Daisy: A couple of the guys who write for my website have taught me a lot. There’s Jose, a gentleman who survived the collapse of Venezuela and escaped with his family. Then there’s my good friend Selco, who survived the Balkan Wars in Bosnia.
Bob: Unfortunately, there are those who are outright hostile towards preppers. I can appreciate healthy skepticism, but I myself have experienced a share of internet abuse due to my beliefs. How do you handle the “trolls” and others who spew vitriol in the comment sections of your websites?
Daisy: I usually just let them spew. Most of the time, a reader will say something to them in my defense. I don’t want to get down on the ground with them. It’s just not worthwhile, and it’s unnecessary stress.
Sometimes they have good points, although hostilely expressed. When that’s the case, I try to turn the conversation into a positive one.
Bob: Some people stereotype preppers as “tinfoil hat crazies.” You’ve been blogging for over half a decade. Who are your readers, where are they from, and would you consider them to be practical?
Daisy: I have such a wide array of readers. Because I am neither a conservative nor a liberal, I have readers from all points on the political spectrum. I try hard to be respectful of their opinions for the most part. I have learned from this that what the mainstream focuses on is the extremes and most people are just not extremists.

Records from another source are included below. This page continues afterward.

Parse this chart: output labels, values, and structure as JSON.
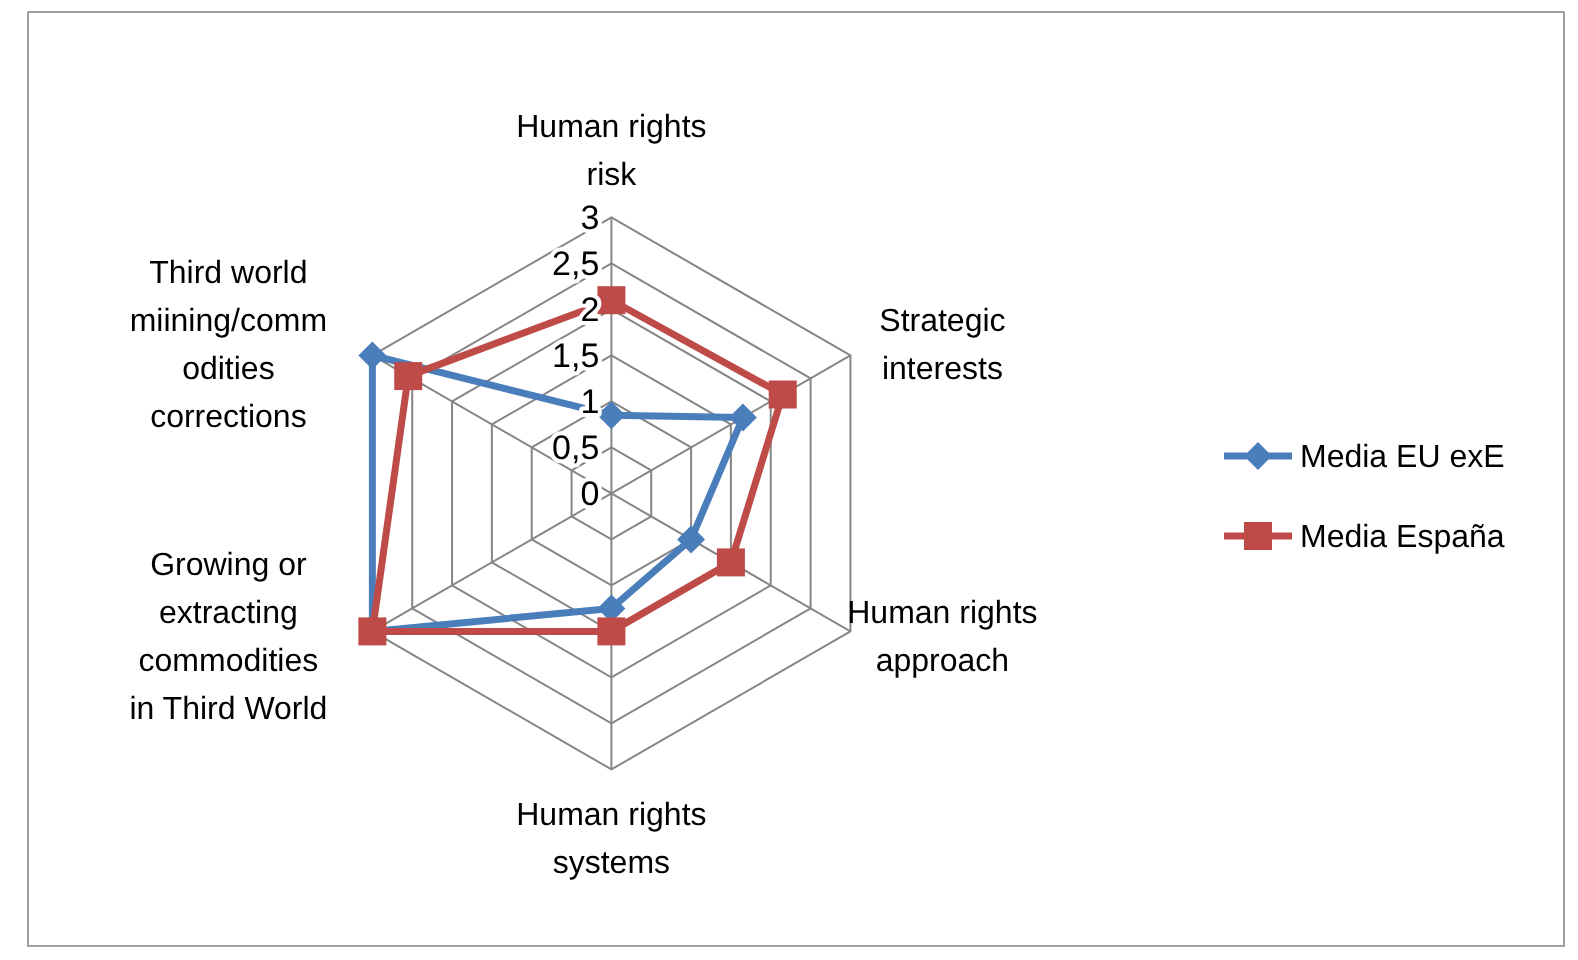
{
  "chart_data": {
    "type": "radar",
    "categories": [
      "Human rights\nrisk",
      "Strategic\ninterests",
      "Human rights\napproach",
      "Human rights\nsystems",
      "Growing or\nextracting\ncommodities\nin Third World",
      "Third world\nmiining/comm\nodities\ncorrections"
    ],
    "series": [
      {
        "name": "Media EU exE",
        "color": "#4a7ebb",
        "marker": "diamond",
        "values": [
          0.85,
          1.65,
          1,
          1.25,
          3,
          3
        ]
      },
      {
        "name": "Media España",
        "color": "#be4b48",
        "marker": "square",
        "values": [
          2.1,
          2.15,
          1.5,
          1.5,
          3,
          2.55
        ]
      }
    ],
    "ylim": [
      0,
      3
    ],
    "yticks": [
      0,
      {
        "value": 0.5,
        "label": "0,5"
      },
      1,
      {
        "value": 1.5,
        "label": "1,5"
      },
      2,
      {
        "value": 2.5,
        "label": "2,5"
      },
      3
    ],
    "grid": true,
    "legend": "right"
  }
}
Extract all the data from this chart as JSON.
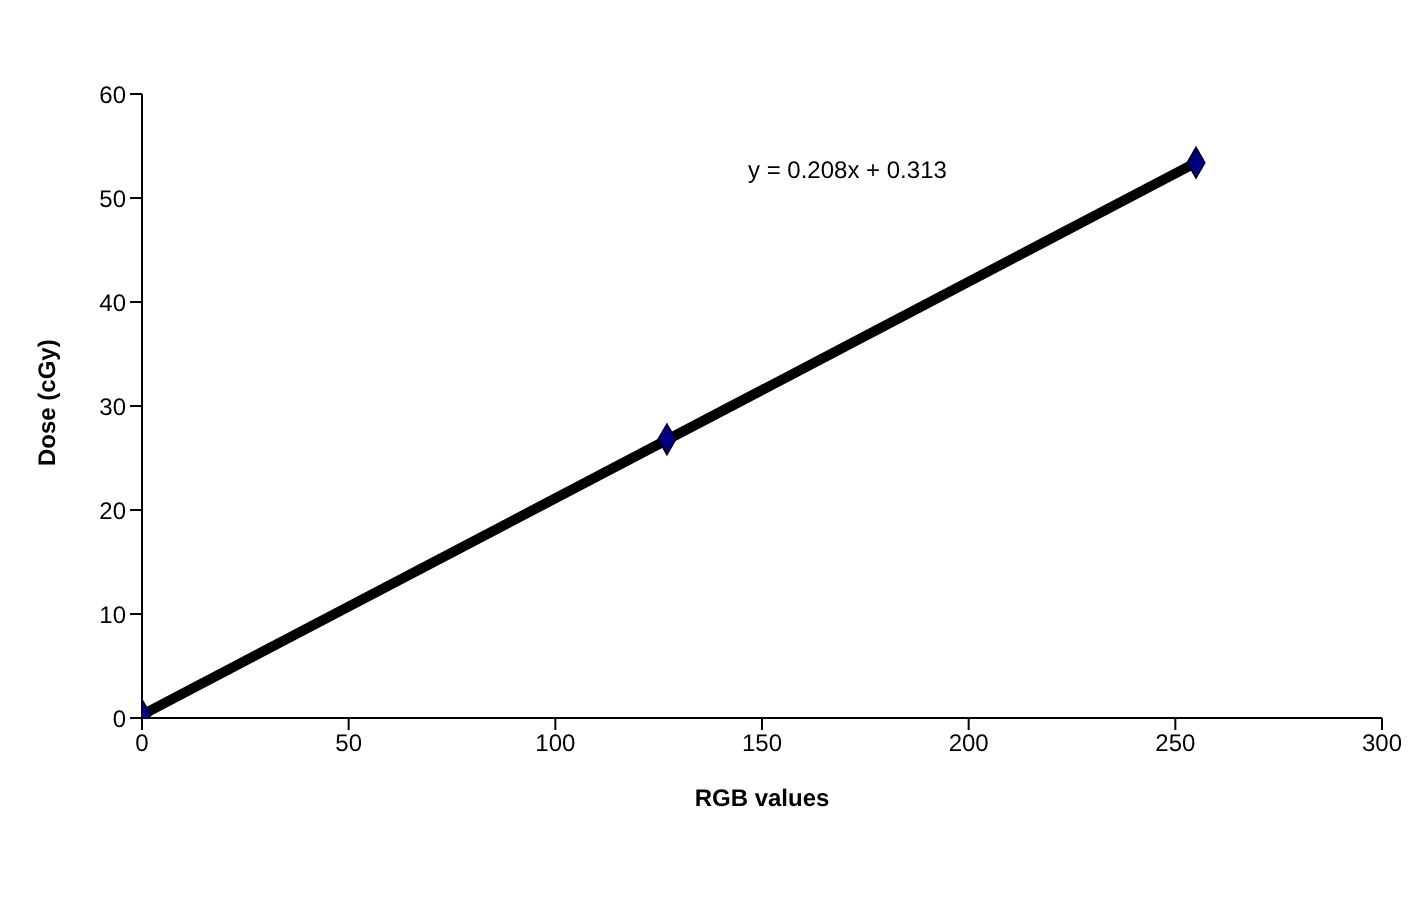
{
  "chart_data": {
    "type": "scatter",
    "xlabel": "RGB values",
    "ylabel": "Dose (cGy)",
    "xlim": [
      0,
      300
    ],
    "xticks": [
      0,
      50,
      100,
      150,
      200,
      250,
      300
    ],
    "ylim": [
      0,
      60
    ],
    "yticks": [
      0,
      10,
      20,
      30,
      40,
      50,
      60
    ],
    "grid": false,
    "series": [
      {
        "type": "line",
        "color": "#000000",
        "x": [
          0,
          255
        ],
        "values": [
          0.3,
          53.4
        ],
        "marker": "none",
        "line_style": "solid"
      },
      {
        "color": "#000080",
        "x": [
          0,
          127,
          255
        ],
        "values": [
          0.3,
          26.8,
          53.4
        ],
        "marker": "diamond"
      }
    ],
    "annotations": [
      "y = 0.208x + 0.313"
    ]
  }
}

I have people with a big variety of living situations – city folks, people who live in suburbia, and homesteaders out in the country. I love the variety and it adds a lot to the comments section.
Most preppers are very practical – it’s what led them to prepping.

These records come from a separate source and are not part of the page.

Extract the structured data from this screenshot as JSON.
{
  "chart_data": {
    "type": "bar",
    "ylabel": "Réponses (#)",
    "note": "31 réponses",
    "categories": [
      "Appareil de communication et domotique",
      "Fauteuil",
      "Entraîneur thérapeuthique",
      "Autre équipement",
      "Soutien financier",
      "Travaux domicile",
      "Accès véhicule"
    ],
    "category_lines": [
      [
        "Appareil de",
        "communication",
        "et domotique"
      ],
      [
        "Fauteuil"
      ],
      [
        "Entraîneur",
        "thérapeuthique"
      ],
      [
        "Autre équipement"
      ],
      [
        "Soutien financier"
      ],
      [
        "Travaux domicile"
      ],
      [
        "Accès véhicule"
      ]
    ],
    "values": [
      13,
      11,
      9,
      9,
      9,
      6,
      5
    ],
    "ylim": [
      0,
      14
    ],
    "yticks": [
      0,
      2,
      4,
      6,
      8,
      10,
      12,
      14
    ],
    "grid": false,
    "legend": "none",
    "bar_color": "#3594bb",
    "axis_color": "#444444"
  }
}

Bob: Your youngest daughter is homeschooled and has excelled academically as a result. What do you believe to be the benefits of homeschooling relative to “traditional” schooling (aside from its compatibility with prepping)?
Daisy: First things first, it really depends on the kid. My oldest daughter would have been completely miserable if she had been homeschooled. She thrived in a classroom. I think it’s very important to not make a blanket statement because it is not right for every child.
The best thing about homeschooling was the freedom it offered. We did a great deal of traveling and the cool thing about that is how it brings the lessons to life. If you are learning about how the United States was settled and then you go to Colonial Williamsburg and Jamestown, that is a lesson that truly sinks in. If you are navigating through the United States using a paper atlas, you’re going to remember that geography. As well, when we had a small homestead, there were loads of lessons on the farm – anatomy on butchering day, botany while hiking – you get the idea.
Bob: How can people stay in touch with you on social media?
Daisy: On Facebook, my page is The Organic Prepper, but the real way to interact is to join my group, Prep Club. (https://www.facebook.com/groups/op.prepclub/) We have great discussions there. I’m on Twitter, Pinterest, and Instagram as @DaisyLuther
I know that social media isn’t for everyone, so you can also find me on my website. Definitely subscribe to my daily newsletter – there’s information in there sometimes that isn’t published elsewhere.
Bob: Thanks so much for your time. I really enjoyed our conversation.
Daisy: You’re very welcome! It was lovely talking with you!